Forum Antaragama G20 dimulai pada 13 Oktober di Riyadh

ADALACENTER.NET– Pusat Internasional Dialog Antaragama dan Antarbudaya Raja Abdullah bin Abdul Aziz (KAICIID) dan mitra internasionalnya akan meluncurkan Forum Antaragama G20 (Interfaith 7) lima hari. Forum tersebut akan dihadiri oleh 500 tokoh agama, pakar di berbagai bidang, serta perwakilan organisasi kemanusiaan, lembaga global, dan pembuat kebijakan. Faisal bin Abdurrahman bin Muammar, Sekretaris Jenderal KAICIID, mengatakan penyelenggaraan forum ini di Riyadh menegaskan posisi global Arab Saudi yang menonjol.

Ini menyoroti peran kunci Arab Saudi dalam mempromosikan nilai-nilai toleransi dan kerukunan antaragama, katanya.Ketua KAICIID mengatakan forum tersebut berupaya untuk mendukung upaya individu dan tokoh agama untuk membantu mereka membawa perubahan dalam pembuatan kebijakan untuk mempromosikan perdamaian dan budaya dialog dan toleransi.

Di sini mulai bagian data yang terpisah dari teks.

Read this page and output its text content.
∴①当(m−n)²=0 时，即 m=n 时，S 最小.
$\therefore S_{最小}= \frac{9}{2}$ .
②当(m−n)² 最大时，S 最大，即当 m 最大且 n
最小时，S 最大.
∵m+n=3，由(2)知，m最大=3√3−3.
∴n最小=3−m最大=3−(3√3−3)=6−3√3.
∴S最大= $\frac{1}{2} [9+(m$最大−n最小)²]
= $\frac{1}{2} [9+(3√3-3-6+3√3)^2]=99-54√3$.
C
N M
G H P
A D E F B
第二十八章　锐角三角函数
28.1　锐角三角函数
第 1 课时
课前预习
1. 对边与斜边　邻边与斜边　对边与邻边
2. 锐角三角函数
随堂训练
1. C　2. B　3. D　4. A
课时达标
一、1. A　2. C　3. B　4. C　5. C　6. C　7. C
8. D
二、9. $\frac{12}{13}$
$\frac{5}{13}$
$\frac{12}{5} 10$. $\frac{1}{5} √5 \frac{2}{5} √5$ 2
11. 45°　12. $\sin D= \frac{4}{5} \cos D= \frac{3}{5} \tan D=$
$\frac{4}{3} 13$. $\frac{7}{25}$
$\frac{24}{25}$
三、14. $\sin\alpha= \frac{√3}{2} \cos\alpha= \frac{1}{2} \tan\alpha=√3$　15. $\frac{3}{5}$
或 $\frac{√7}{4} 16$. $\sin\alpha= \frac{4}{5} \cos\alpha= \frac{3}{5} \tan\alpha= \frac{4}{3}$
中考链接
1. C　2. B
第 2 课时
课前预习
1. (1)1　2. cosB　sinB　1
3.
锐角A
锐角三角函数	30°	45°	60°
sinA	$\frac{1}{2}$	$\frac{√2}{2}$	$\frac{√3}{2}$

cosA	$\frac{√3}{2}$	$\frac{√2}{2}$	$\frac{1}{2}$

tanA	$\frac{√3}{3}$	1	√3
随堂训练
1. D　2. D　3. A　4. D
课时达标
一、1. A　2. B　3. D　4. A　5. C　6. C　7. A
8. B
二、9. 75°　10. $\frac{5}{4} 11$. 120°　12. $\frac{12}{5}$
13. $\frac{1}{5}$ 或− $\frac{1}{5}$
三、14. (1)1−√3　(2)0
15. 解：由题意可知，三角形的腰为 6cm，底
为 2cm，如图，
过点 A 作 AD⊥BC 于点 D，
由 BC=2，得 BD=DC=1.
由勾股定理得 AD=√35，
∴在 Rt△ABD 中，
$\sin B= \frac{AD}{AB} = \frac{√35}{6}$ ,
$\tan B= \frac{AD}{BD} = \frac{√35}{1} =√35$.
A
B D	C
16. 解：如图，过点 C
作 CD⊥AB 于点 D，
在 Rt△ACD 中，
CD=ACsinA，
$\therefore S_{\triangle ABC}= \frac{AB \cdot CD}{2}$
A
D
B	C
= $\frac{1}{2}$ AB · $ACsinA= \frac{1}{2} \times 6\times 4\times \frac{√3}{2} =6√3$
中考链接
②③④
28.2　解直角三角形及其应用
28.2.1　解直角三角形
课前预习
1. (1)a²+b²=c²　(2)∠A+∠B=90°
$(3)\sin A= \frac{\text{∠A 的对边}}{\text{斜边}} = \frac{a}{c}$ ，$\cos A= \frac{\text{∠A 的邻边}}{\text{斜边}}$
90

Diskusi Panel Untuk Pandemi COVID-19.

Dia mengatakan program sehari penuh akan didedikasikan untuk diskusi tentang konsekuensi pandemi penyakit virus corona (COVID-19) dan cara untuk mengurangi efek global dari krisis kesehatan yang belum pernah terjadi sebelumnya. Di hari pertama forum, peserta akan membahas peran agama dalam menjembatani dan menyelesaikan konflik.Tiga diskusi panel akan diadakan pada hari kedua yang didedikasikan untuk pandemi COVID-19.

Sesi hari ketiga akan menyoroti isu-isu terkait pemberdayaan perempuan, pemuda, dan kelompok rentan lainnya. Dua hari terakhir akan fokus pada peran lembaga keagamaan dalam memerangi perubahan iklim dan masalah lain yang dihadapi dunia.Forum tersebut juga berupaya untuk meningkatkan kesadaran akan peran organisasi keagamaan dalam melaksanakan jadwal PBB untuk pembangunan berkelanjutan 2030 yang mengakomodasi 17 tujuan pembangunan berkelanjutan.